Rutinleştirdiğimiz hafta sonu gezmelerine ara vermiştik. Korona, göremediğimiz yerleri görmemizi engellemişti. Bugün yeniden, Hacı, Abdullah, Necip ve bendeniz olmak üzere farklı, güzel, egzotik olan memleketimizin cennet köşelerinden birine daha gittik.

Çağlayancerit'e bağlı, dört dağ arasında platolarla çevrili HELETE kasabasında, Adıyaman 'a ait olan Çetintepe barajının kurulacağı Göksu Çayındaki yerlerde piknik alanını gezdik, gördük. Arkadaşlar kafa dengi olunca, serin ve temiz havada ne yiyip, ne içtiğinizin pek önemi olmuyor.

Çok temiz olmasa da gürül gürül akan buz gibi çayın suyunun kenarında, yine insanlar piknik yaparak faydalanıyorlar. Ancak Helete'de yerleşim alanına yakın yerde bulunan çay boyunca çok temiz, ailecek gideceğiniz güzel piknik alanları da mevcut.

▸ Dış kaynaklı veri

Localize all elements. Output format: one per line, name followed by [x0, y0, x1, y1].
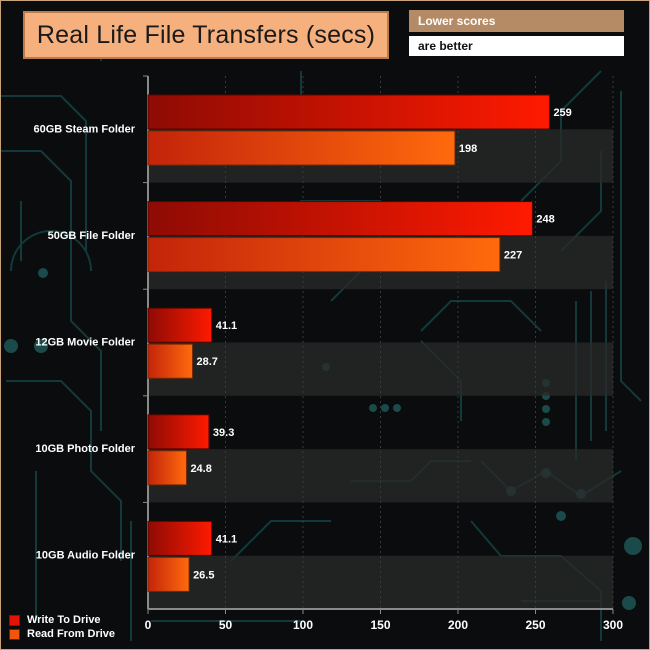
bar-write — [147, 520, 213, 556]
category-label: 50GB File Folder — [48, 230, 136, 242]
bar-write — [147, 307, 213, 343]
chart-title-text: Real Life File Transfers (secs) — [36, 20, 376, 49]
x-tick-label: 200 — [448, 618, 468, 632]
x-tick-label: 100 — [293, 618, 313, 632]
category-label: 10GB Photo Folder — [35, 443, 135, 455]
note-lower-scores-text: Lower scores — [418, 14, 496, 28]
x-tick-label: 150 — [370, 618, 390, 632]
bar-write — [147, 201, 533, 237]
legend-item-read: Read From Drive — [9, 628, 115, 640]
legend-label-write: Write To Drive — [27, 614, 101, 626]
x-tick-label: 0 — [145, 618, 152, 632]
category-label: 60GB Steam Folder — [34, 123, 136, 135]
legend-item-write: Write To Drive — [9, 614, 101, 626]
bar-read — [147, 343, 193, 379]
category-label: 12GB Movie Folder — [35, 337, 135, 349]
bar-read — [147, 237, 501, 273]
value-label-read: 198 — [459, 143, 477, 155]
value-label-write: 41.1 — [216, 320, 237, 332]
x-tick-label: 250 — [525, 618, 545, 632]
bar-read — [147, 130, 456, 166]
bars — [147, 94, 550, 592]
value-label-write: 41.1 — [216, 533, 237, 545]
bar-write — [147, 414, 210, 450]
value-label-write: 259 — [553, 107, 571, 119]
category-label: 10GB Audio Folder — [36, 550, 136, 562]
value-label-read: 28.7 — [196, 356, 217, 368]
legend-swatch-write — [9, 614, 20, 626]
bar-read — [147, 450, 187, 486]
legend-swatch-read — [9, 628, 20, 640]
x-tick-label: 300 — [603, 618, 623, 632]
value-label-write: 39.3 — [213, 427, 234, 439]
value-label-read: 26.5 — [193, 569, 214, 581]
x-tick-label: 50 — [219, 618, 233, 632]
note-are-better: are better — [409, 36, 624, 56]
value-label-write: 248 — [536, 214, 554, 226]
bar-write — [147, 94, 550, 130]
bar-read — [147, 556, 190, 592]
note-are-better-text: are better — [418, 39, 473, 53]
value-label-read: 24.8 — [190, 463, 211, 475]
legend-label-read: Read From Drive — [27, 628, 116, 640]
note-lower-scores: Lower scores — [409, 10, 624, 32]
chart-title: Real Life File Transfers (secs) — [23, 11, 389, 59]
data-labels: 60GB Steam Folder 259 198 50GB File Folder 2… — [34, 107, 572, 581]
value-label-read: 227 — [504, 250, 522, 262]
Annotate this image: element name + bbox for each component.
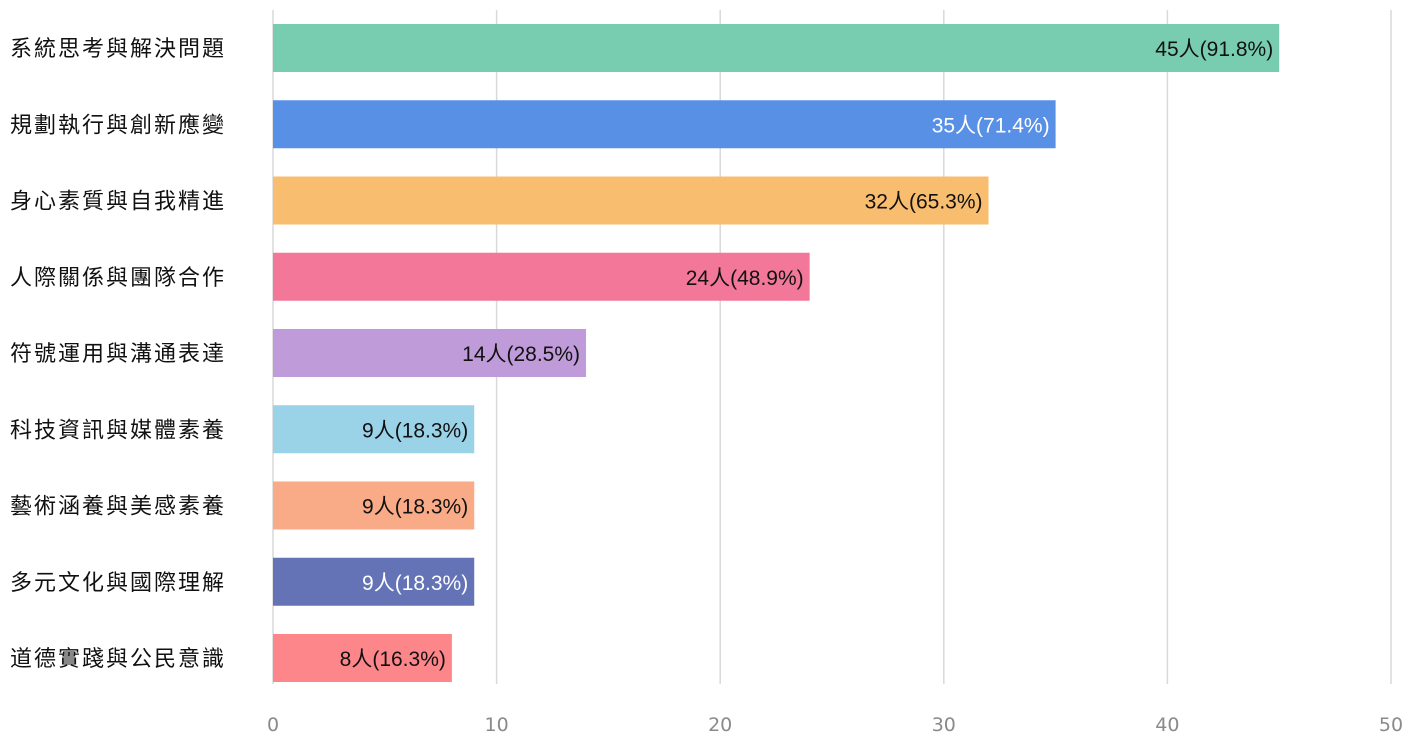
x-axis-ticks: 0 10 20 30 40 50 (267, 714, 1403, 736)
bar (273, 634, 452, 682)
bar (273, 100, 1056, 149)
x-tick-label: 40 (1155, 714, 1179, 736)
category-label: 系統思考與解決問題 (10, 37, 226, 62)
bars: 45人(91.8%) 35人(71.4%) 32人(65.3%) 24人(48.9%)… (273, 24, 1280, 682)
category-label: 多元文化與國際理解 (10, 571, 226, 596)
bar (273, 329, 587, 377)
category-label: 人際關係與團隊合作 (10, 266, 226, 291)
bar (273, 557, 475, 606)
x-tick-label: 50 (1379, 714, 1403, 736)
bar (273, 24, 1280, 72)
data-label: 32人(65.3%) (865, 191, 983, 214)
category-label: 規劃執行與創新應變 (10, 112, 226, 138)
category-label: 藝術涵養與美感素養 (10, 495, 226, 520)
data-label: 9人(18.3%) (362, 496, 468, 519)
data-label: 14人(28.5%) (462, 343, 580, 366)
bar (273, 481, 475, 530)
x-tick-label: 20 (708, 714, 732, 736)
data-label: 8人(16.3%) (340, 648, 446, 671)
category-label: 身心素質與自我精進 (10, 190, 226, 215)
category-label: 科技資訊與媒體素養 (10, 418, 226, 443)
data-label: 24人(48.9%) (686, 267, 804, 290)
data-label: 9人(18.3%) (362, 572, 468, 595)
data-label: 9人(18.3%) (362, 419, 468, 442)
data-label: 45人(91.8%) (1155, 38, 1273, 61)
bar (273, 176, 989, 225)
x-tick-label: 30 (932, 714, 956, 736)
x-tick-label: 10 (485, 714, 509, 736)
category-labels: 系統思考與解決問題規劃執行與創新應變身心素質與自我精進人際關係與團隊合作符號運用… (10, 37, 226, 672)
x-tick-label: 0 (267, 714, 279, 736)
category-label: 符號運用與溝通表達 (10, 342, 226, 367)
data-label: 35人(71.4%) (932, 114, 1050, 137)
category-label: 道德實踐與公民意識 (10, 647, 226, 672)
bar (273, 405, 475, 454)
bar (273, 252, 810, 301)
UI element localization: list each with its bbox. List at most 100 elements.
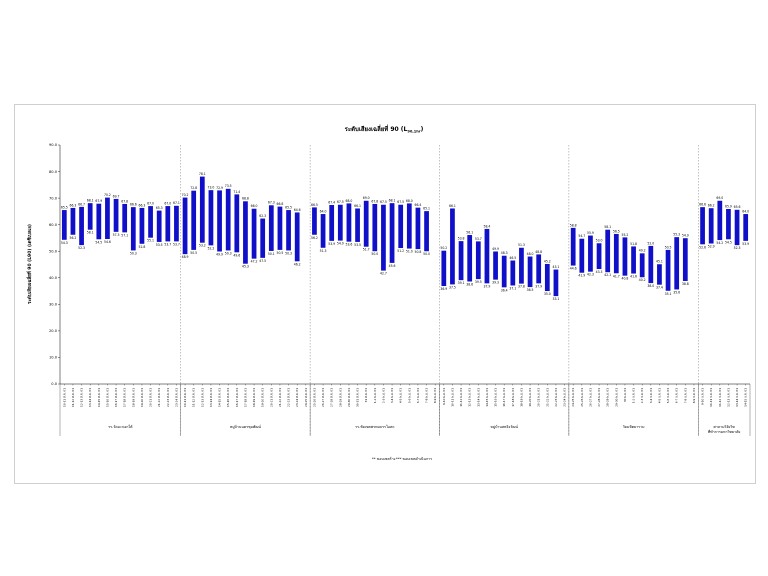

Çayın daha üst kesimlerinde, gözlerden ırak yerlerde, hep piknik yapıp hem de suda yüzerek serinlemeniz mümkün.

Çevresi ormanlarla kaplı olan kasaba, çok derli toplu ve güzel piknik yerlerinin dinlenme alanlarının bulunduğu bir yerdir. Göksu çayının yanı başında olması, kasabaya bir özellik ve güzellik katmaktadır. Kavak, Mazı, Palamut, Çınar, Meşe, gibi geniş yapraklı ağaçların olması, özellikle su kenarlarında piknik yapmaya elverişli hale getirmiştir.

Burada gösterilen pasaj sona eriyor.